The Legislative and Judicial branches also play a relevant role in restricting freedom of speech and press in the country, either with rulings against journalists or laws that legitimize censorship.
"In Venezuela’s current political process there is no independence of public powers. The report on Venezuela, for both periods, details the contextual situations that allow us to visualize the actions. Complaints against journalists and the media that have been undertaken by high officials of the Executive, have led to unfavorable sentences for journalists and the media, among others that demonstrate the alignment of the State’s powers," León Hernández, coordinator and co-author of the book, told LatAm Journalism Review (LJR).
Cuba and Nicaragua, countries that together with Venezuela are classified as having no freedom of expression in the Chapultepec Index, also have poor indicators regarding the influence of state powers on journalism.
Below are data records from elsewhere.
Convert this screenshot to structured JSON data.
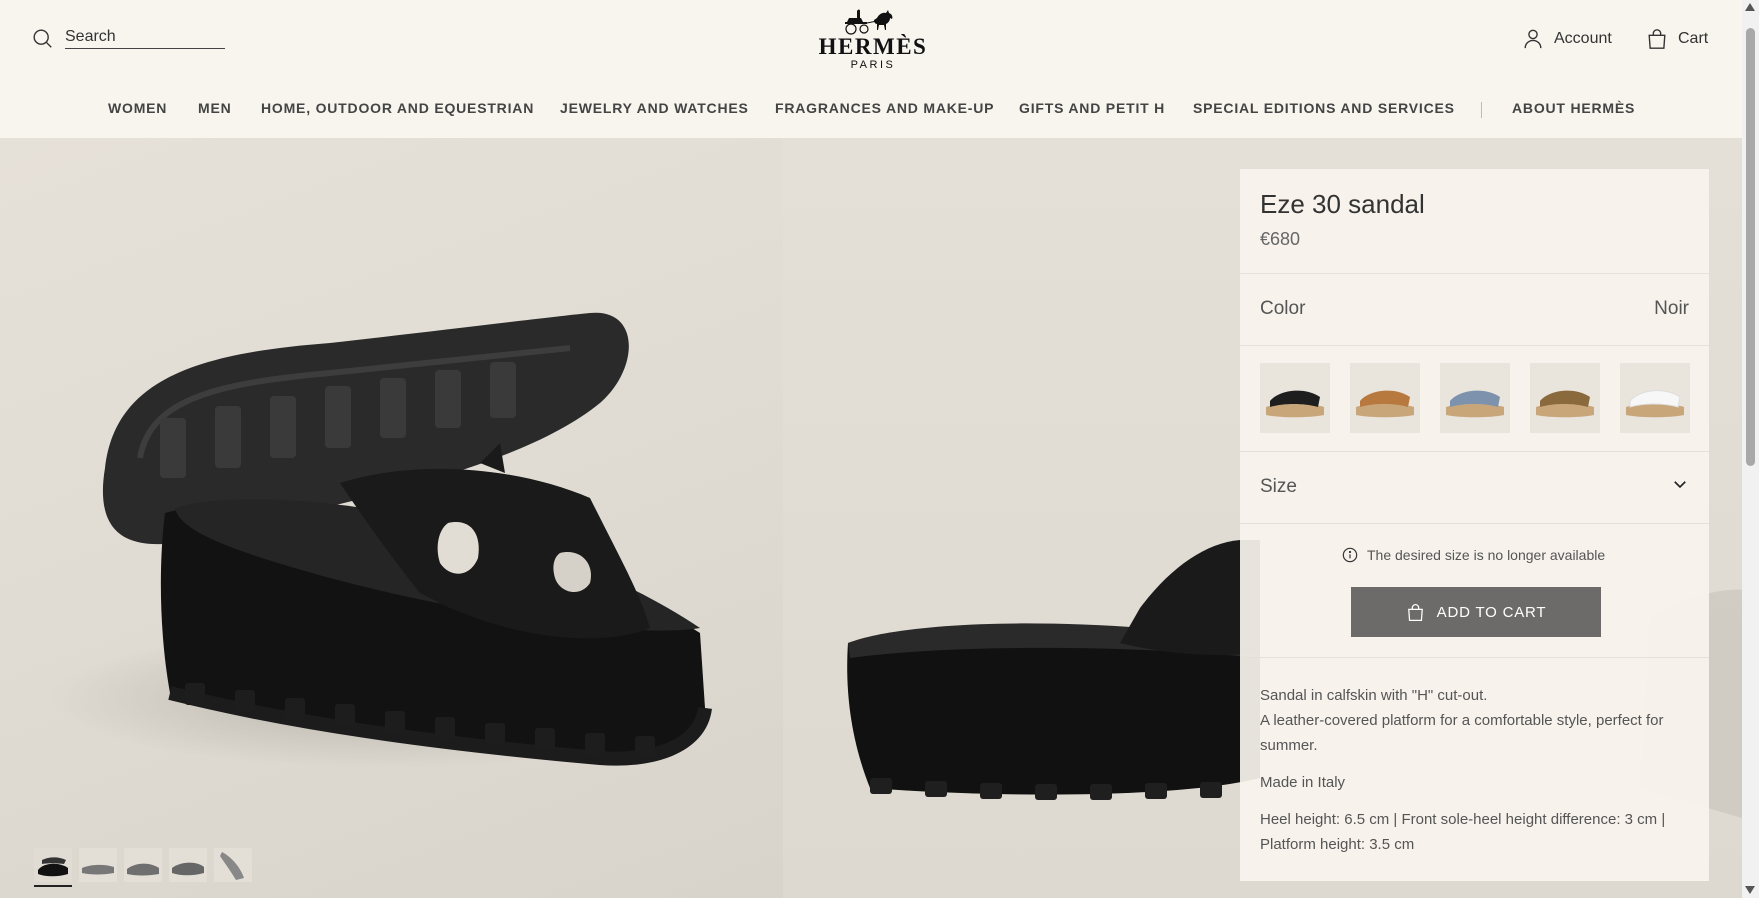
{
  "header": {
    "search_placeholder": "Search",
    "logo_brand": "HERMÈS",
    "logo_city": "PARIS",
    "account_label": "Account",
    "cart_label": "Cart"
  },
  "nav": {
    "items": [
      {
        "label": "WOMEN"
      },
      {
        "label": "MEN"
      },
      {
        "label": "HOME, OUTDOOR AND EQUESTRIAN"
      },
      {
        "label": "JEWELRY AND WATCHES"
      },
      {
        "label": "FRAGRANCES AND MAKE-UP"
      },
      {
        "label": "GIFTS AND PETIT H"
      },
      {
        "label": "SPECIAL EDITIONS AND SERVICES"
      },
      {
        "label": "ABOUT HERMÈS"
      }
    ]
  },
  "product": {
    "title": "Eze 30 sandal",
    "price": "€680",
    "color_label": "Color",
    "color_value": "Noir",
    "swatches": [
      {
        "color": "#1e1e1e",
        "sole": "#c9a57a"
      },
      {
        "color": "#b8793f",
        "sole": "#c9a57a"
      },
      {
        "color": "#7d93ad",
        "sole": "#c9a57a"
      },
      {
        "color": "#8a6a3c",
        "sole": "#c9a57a"
      },
      {
        "color": "#f2f2f2",
        "sole": "#c9a57a"
      }
    ],
    "size_label": "Size",
    "notice": "The desired size is no longer available",
    "add_to_cart": "ADD TO CART",
    "description": [
      "Sandal in calfskin with \"H\" cut-out.",
      "A leather-covered platform for a comfortable style, perfect for summer.",
      "Made in Italy",
      "Heel height: 6.5 cm | Front sole-heel height difference: 3 cm | Platform height: 3.5 cm"
    ]
  },
  "colors": {
    "header_bg": "#f8f4ee",
    "button_bg": "#6d6b69",
    "text": "#444444"
  }
}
Nicaragua, under President Daniel Ortega, is one of the countries where the legislature, rather than the executive branch, has the most negative influence on freedom of speech and of the press. Congress passed the so-called cybercrimes law in 2020, which penalizes the publication of false information with up to four years in prison.
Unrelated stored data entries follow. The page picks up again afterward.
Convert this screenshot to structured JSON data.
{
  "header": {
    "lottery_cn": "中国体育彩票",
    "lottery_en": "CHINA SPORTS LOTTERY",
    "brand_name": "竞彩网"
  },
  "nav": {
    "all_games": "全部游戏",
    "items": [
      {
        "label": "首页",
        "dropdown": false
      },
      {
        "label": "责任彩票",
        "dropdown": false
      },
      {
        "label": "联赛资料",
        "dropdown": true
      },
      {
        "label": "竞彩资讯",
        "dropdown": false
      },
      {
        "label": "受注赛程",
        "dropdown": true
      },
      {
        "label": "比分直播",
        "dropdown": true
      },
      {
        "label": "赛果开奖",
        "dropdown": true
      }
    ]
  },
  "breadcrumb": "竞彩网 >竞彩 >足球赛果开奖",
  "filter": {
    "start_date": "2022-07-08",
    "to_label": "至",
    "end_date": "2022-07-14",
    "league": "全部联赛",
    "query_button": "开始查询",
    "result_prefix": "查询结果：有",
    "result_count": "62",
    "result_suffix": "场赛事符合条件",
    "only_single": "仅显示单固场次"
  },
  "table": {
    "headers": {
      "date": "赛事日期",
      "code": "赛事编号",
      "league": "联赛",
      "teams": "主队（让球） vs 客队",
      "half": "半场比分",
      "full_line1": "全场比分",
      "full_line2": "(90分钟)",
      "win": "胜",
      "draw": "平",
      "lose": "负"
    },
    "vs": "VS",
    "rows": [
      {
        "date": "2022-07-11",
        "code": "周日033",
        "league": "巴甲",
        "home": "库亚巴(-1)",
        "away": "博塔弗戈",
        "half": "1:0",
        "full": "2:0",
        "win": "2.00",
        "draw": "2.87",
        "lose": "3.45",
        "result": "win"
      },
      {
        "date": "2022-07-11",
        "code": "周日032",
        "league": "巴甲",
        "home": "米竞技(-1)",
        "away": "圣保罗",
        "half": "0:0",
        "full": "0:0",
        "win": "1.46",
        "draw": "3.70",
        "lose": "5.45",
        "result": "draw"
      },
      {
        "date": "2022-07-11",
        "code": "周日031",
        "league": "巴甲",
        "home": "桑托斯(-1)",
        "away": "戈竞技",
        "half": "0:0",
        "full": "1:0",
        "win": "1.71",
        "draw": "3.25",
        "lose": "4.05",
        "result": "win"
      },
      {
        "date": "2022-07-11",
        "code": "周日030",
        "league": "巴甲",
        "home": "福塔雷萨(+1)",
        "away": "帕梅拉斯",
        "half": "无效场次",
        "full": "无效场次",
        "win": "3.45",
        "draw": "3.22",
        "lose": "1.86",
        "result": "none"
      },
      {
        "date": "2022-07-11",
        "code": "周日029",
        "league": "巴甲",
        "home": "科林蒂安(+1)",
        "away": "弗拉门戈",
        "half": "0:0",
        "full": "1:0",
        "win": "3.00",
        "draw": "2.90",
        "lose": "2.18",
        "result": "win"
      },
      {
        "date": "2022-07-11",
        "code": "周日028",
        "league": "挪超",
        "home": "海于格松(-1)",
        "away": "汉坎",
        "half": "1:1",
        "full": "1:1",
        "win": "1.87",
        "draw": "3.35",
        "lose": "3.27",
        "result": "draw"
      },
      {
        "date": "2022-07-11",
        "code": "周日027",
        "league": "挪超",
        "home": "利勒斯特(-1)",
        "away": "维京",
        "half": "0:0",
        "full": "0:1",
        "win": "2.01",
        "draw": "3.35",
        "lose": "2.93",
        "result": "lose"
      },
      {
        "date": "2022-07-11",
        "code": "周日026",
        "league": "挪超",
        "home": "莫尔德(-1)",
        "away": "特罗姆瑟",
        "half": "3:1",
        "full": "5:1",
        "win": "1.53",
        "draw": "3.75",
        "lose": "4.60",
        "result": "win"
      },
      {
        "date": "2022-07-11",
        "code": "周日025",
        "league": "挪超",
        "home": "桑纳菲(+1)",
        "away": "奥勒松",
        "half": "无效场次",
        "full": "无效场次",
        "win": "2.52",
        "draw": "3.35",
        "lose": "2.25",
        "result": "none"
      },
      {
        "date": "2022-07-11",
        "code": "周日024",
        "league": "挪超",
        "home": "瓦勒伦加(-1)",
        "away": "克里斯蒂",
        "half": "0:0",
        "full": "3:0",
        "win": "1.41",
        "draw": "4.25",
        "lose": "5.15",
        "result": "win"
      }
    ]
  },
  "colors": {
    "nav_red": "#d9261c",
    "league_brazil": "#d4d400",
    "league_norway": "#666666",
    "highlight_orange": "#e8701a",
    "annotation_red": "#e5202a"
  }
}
This country also has the worst indicator regarding the judiciary: The country's justice system has acted to persecute and intimidate the press like no other on the continent. In one of the most aggressive actions against the independent press, the country's prosecutor has subpoenaed at least 16 journalists as witnesses or people being investigated in an alleged money laundering case.
“The experts consulted attributed a greater unfavorable performance for freedom of the press and freedom of expression to the Legislative Branch. However, the difference in the high negative impact between both institutional bodies is not conclusive, with both branches showing a strong influence in unfavorable actions. In general, this is a nation that has experienced a deterioration of its freedoms, with restrictive actions in all branches of public power, including the signing of controversial laws,” Hernández said.
In Cuba, although the executive branch is associated with measures contrary to press freedom the most, the legislature has contributed to the same extent, as in the approval of Decree-Law 370/2018, which limits access to news sites hosted in other countries.
The book Chapultepec Index of Freedom of Expression and Press has more than 600 pages and brings detailed case studies of each of the 22 countries analyzed. It compares the data obtained in 2019-2021 and 2020-2021. It is available for free download here (in Spanish).
"The annual results of the [Chapultepec] Index, in addition to becoming a benchmark for journalistic information, point out the areas in which we must promote public policy reforms in the quest to strengthen press freedom and freedom of expression. We trust that this very important tool for defending freedoms and supporting democracy will continue to be active, be refined and enriched year after year. This is our commitment," Jorge Canahuati, president of the IAPA and executive president of the Opsa Group of Honduras, said.